As a teacher, getting access to Star was the first time that I ever had any control over a normed assessment, and that was powerful. I could administer the test when I wanted to confirm or alleviate concerns I had about student performance. Star provided information on newly enrolled students on whom we had little other information, and it provided powerful reports for parent conferences. Star produced information I could use immediately, and it marked the beginning—for me and for many other teachers of that time period—of a new era of using assessment information for instructional planning.
But, as I write this, there are districts that are coasting along without having administered any interim assessments since last winter, and that have no plans to give any such tests for the remainder of the school year. This is an extremely long time to go without navigational data. It’s like flying a plane for hours without confirming your altitude or direction—simply drifting along without confirming that you’re truly getting closer to your destination.
Now for the good news: the computer can be switched back on at any time. Many scores (e.g., percentile ranks) are immediately generated and, while schools that have not tested yet will always have a gap in their data, a new test brings much new information. The longer that schools go without testing, however, the more prolonged the gaps in their longitudinal data become.

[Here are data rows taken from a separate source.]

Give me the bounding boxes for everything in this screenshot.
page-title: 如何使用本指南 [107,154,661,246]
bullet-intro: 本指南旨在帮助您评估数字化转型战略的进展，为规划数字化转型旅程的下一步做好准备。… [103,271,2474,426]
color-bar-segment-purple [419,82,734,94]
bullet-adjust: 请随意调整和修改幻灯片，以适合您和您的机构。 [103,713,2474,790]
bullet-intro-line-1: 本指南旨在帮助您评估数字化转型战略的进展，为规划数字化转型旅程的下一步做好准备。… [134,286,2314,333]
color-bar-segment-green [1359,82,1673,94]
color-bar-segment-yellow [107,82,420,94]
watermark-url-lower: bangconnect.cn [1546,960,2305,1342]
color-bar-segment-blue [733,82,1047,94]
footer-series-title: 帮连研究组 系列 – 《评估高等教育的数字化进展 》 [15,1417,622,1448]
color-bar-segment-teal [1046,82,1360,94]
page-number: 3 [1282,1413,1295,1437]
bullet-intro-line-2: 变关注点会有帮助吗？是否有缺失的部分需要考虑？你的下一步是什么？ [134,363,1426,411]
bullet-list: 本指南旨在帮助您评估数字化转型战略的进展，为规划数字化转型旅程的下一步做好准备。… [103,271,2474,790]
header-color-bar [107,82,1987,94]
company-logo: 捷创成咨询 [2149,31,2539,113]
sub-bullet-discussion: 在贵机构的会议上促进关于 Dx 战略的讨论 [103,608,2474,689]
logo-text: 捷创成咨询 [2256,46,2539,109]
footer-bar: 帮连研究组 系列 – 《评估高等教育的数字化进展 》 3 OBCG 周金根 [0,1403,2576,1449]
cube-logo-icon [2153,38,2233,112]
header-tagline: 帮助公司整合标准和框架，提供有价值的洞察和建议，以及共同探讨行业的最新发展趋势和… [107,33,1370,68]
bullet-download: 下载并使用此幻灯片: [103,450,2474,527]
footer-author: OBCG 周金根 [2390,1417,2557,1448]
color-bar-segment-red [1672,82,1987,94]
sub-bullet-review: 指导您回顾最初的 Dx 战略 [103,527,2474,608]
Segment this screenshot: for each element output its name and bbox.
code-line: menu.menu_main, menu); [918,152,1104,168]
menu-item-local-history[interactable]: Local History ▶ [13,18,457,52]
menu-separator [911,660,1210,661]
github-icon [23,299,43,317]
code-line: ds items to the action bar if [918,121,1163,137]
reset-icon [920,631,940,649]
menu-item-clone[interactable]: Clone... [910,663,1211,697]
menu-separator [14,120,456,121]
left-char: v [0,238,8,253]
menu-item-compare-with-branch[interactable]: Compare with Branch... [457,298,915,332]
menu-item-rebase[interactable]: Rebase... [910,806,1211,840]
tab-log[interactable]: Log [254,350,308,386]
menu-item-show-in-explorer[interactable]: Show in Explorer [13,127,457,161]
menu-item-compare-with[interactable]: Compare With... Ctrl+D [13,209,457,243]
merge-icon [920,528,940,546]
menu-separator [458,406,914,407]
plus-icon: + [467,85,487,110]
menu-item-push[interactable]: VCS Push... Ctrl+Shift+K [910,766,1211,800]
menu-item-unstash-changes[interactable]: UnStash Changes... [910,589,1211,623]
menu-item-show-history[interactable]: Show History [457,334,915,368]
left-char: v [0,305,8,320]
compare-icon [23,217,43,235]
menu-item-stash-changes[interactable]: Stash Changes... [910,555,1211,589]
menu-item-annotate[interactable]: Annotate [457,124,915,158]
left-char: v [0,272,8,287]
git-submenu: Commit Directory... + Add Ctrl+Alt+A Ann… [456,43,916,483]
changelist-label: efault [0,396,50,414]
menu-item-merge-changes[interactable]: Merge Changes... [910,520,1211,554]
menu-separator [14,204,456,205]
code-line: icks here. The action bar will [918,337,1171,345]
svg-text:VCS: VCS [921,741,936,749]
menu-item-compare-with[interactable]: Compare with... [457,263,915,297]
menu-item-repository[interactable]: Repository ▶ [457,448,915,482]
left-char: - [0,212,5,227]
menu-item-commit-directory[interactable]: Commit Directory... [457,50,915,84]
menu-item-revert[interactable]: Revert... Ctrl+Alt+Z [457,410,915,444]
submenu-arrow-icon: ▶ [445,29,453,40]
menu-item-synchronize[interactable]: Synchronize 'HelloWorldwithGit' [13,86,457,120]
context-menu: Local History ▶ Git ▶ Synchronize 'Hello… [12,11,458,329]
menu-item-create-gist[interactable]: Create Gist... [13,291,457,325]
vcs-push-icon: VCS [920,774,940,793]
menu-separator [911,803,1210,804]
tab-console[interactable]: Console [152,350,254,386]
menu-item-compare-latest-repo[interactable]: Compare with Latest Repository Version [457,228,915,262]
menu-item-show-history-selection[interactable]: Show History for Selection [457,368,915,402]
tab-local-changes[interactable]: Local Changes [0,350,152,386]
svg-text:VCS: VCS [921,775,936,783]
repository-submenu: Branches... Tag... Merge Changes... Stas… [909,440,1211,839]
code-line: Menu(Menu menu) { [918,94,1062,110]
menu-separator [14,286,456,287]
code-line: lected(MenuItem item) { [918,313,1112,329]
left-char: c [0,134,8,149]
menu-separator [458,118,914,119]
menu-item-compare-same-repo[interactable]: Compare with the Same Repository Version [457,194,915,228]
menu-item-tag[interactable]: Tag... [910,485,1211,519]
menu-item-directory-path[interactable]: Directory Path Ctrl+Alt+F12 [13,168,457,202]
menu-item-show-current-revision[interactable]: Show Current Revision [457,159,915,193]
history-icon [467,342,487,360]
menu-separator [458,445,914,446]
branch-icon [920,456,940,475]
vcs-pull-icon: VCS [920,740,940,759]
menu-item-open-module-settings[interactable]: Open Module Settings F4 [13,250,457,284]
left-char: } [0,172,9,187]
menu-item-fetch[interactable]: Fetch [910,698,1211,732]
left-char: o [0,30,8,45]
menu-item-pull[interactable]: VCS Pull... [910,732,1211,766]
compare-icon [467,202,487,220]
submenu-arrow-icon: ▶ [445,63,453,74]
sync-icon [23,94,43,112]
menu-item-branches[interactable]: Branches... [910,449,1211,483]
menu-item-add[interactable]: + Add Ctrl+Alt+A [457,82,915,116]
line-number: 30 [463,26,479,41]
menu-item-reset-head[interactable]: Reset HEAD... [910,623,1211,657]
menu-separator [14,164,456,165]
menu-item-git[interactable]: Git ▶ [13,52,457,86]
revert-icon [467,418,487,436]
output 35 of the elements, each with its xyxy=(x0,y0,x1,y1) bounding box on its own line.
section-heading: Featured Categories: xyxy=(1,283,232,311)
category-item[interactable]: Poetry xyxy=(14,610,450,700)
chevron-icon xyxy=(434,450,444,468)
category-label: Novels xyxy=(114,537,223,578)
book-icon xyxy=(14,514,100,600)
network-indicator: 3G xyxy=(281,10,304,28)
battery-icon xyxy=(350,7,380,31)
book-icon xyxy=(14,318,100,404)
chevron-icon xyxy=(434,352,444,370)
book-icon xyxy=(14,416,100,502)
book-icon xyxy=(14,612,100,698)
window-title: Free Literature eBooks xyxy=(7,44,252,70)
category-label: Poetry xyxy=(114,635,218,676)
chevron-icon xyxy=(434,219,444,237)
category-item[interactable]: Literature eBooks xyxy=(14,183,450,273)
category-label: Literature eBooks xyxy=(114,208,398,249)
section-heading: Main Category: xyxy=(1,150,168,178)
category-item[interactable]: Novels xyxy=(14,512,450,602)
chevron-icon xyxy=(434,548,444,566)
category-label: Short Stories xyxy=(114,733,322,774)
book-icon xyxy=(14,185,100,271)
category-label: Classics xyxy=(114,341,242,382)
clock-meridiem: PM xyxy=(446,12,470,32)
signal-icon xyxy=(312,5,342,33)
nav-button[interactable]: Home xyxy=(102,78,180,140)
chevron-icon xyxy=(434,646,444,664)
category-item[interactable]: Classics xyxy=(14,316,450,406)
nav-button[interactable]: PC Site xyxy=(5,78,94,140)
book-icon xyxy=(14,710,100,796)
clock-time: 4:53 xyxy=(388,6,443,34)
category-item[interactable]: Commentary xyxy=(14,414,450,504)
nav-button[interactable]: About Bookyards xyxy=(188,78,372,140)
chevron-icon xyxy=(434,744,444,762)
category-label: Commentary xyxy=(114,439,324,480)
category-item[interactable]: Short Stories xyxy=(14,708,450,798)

Also, because more specialized scores, like Student Growth Percentiles (SGPs), require testing within specific windows of time, going back online with them is a bit more complex. Calculating SGPs requires a student testing history. Many schools that had regularly been using Star for fall, winter, and spring screening did not administer the assessment last spring, due to COVID-19 building closures. Once they administered a Star test this fall, however, SGPs (Fall 2019 to Fall 2020) were generated, because the calculations can still be accomplished even with one testing window missing.
Schools that skipped testing last spring and consciously chose not to—or merely neglected to—administer Star this fall have temporarily lost access to SGPs, because the score’s calculation cannot be accomplished with two skipped testing windows (Spring 2020 and Fall 2020). They are adrift without an important growth metric for the first half of this school year. They do, however, still have the opportunity to “turn their navigational computers back on” for the second part of the year.
While the fall window for SGP scores, having run from August 1 through November 30, is now closed, the winter window is currently open. Any Star test taken from December 1 through March 31 is a step taken toward bringing the SGP “navigational system” back online for the second half of the year. With a test in both the winter window and the spring window (December 1 through July 31), a Winter 2021 to Spring 2021 SGP will be calculated, providing a key metric on students’ growth during the remainder of the school year.
To schools that have opted to cancel interim testing this year, I say: it’s time to bring your navigational systems back online.